What is a reflexive verb? The 'self' idea
A reflexive verb shows the subject doing the action to itself; its infinitive starts with se.
A reflexive verb (in French, un verbe pronominal — a pronominal verb) describes an action that the subject does to itself. Think of a mirror: the person doing the action and the person receiving it are the same person.
Compare these two sentences:
- Je lave la voiture. (I wash the car.) — ordinary verb, the action goes outward to the car.
- Je me lave. (I wash myself / I get washed.) — reflexive verb, the action comes back to me.
That little extra word me ('myself') is what makes the second sentence reflexive. Every reflexive verb has one of these.
How to spot a reflexive verb in the dictionary. The infinitive always begins with se (or s' before a vowel). The se means 'oneself':
| Reflexive infinitive | Literal meaning | Natural English |
|---|---|---|
| se laver | to wash oneself | to get washed |
| se lever | to raise oneself | to get up |
| s'appeler | to call oneself | to be called / one's name is |
| se reposer | to rest oneself | to rest / relax |
| s'amuser | to amuse oneself | to have fun |
A friendly warning about English. English usually hides the 'self' idea. We say "I get up", not "I get myself up"; we say "my name is Marc", not "I call myself Marc". But French keeps the reflexive pronoun every single time. So you must add it even when English would not — this is the number-one beginner trap.

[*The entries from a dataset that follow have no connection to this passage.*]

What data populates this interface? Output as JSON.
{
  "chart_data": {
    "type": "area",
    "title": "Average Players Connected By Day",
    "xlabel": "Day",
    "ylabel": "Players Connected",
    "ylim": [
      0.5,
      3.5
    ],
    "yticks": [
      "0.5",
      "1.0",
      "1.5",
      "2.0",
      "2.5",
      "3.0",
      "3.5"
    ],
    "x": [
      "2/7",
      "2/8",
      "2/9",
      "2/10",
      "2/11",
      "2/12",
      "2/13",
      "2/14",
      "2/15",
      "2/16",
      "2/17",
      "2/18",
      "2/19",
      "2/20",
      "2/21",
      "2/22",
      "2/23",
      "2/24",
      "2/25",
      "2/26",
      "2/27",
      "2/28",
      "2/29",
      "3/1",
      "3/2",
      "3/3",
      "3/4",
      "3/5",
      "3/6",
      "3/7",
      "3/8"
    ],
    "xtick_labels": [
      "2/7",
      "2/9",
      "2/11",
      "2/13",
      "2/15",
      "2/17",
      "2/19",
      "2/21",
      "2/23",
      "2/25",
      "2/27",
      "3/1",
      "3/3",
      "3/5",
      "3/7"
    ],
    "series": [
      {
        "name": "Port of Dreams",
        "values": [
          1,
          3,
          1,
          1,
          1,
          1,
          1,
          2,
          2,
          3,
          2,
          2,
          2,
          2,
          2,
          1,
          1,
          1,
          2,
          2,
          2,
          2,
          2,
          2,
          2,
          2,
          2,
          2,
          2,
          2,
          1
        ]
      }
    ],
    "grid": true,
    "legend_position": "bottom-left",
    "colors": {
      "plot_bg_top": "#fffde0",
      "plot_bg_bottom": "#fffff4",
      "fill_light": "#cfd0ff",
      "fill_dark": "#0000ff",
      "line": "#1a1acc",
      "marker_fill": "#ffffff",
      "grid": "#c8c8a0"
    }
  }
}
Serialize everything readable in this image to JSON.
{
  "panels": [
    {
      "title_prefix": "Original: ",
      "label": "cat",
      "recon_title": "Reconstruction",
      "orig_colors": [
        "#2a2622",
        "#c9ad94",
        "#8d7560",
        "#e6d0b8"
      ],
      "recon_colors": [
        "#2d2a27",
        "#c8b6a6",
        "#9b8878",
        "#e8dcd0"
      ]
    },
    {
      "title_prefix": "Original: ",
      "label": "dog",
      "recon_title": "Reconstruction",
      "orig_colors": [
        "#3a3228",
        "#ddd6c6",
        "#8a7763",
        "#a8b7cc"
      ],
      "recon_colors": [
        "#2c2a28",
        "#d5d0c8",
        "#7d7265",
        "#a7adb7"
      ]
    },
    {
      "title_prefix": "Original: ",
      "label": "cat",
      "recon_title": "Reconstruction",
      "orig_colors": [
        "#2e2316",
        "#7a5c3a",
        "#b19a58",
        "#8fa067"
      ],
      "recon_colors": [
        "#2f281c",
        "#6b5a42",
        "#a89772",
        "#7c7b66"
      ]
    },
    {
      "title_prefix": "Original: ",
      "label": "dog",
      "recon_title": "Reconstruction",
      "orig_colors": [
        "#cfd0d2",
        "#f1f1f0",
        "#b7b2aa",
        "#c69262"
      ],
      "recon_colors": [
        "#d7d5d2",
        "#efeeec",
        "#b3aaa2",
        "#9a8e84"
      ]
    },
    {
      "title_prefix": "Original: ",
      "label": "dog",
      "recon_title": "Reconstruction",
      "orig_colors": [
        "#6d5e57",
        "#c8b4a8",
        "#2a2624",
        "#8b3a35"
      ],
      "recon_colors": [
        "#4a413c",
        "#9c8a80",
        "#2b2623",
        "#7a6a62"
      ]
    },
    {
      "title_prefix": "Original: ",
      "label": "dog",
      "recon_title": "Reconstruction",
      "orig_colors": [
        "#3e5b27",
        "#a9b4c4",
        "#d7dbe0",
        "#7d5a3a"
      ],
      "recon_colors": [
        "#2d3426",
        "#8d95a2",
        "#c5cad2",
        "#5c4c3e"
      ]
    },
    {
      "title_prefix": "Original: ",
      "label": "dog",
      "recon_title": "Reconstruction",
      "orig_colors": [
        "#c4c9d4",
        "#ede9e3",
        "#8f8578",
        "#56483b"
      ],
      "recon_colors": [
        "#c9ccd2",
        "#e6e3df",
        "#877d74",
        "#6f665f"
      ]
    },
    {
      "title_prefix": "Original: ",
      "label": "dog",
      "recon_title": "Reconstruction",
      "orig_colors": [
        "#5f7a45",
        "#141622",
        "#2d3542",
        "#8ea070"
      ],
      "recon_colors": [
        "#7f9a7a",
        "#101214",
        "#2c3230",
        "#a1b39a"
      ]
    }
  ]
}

Worked mini-example. "I get dressed" feels like it has no 'self' word in English. In French the verb is s'habiller (to dress oneself), so you must say *je **m'*habille — never je habille. The m' is compulsory.
- A reflexive verb has the subject act on itself: je me lave (I wash myself).
- The infinitive always starts with se (or s' before a vowel): se laver, s'amuser.
- The se means 'oneself' and changes to match the subject (me, te, se…).
- English often hides the 'self' word — French always keeps it.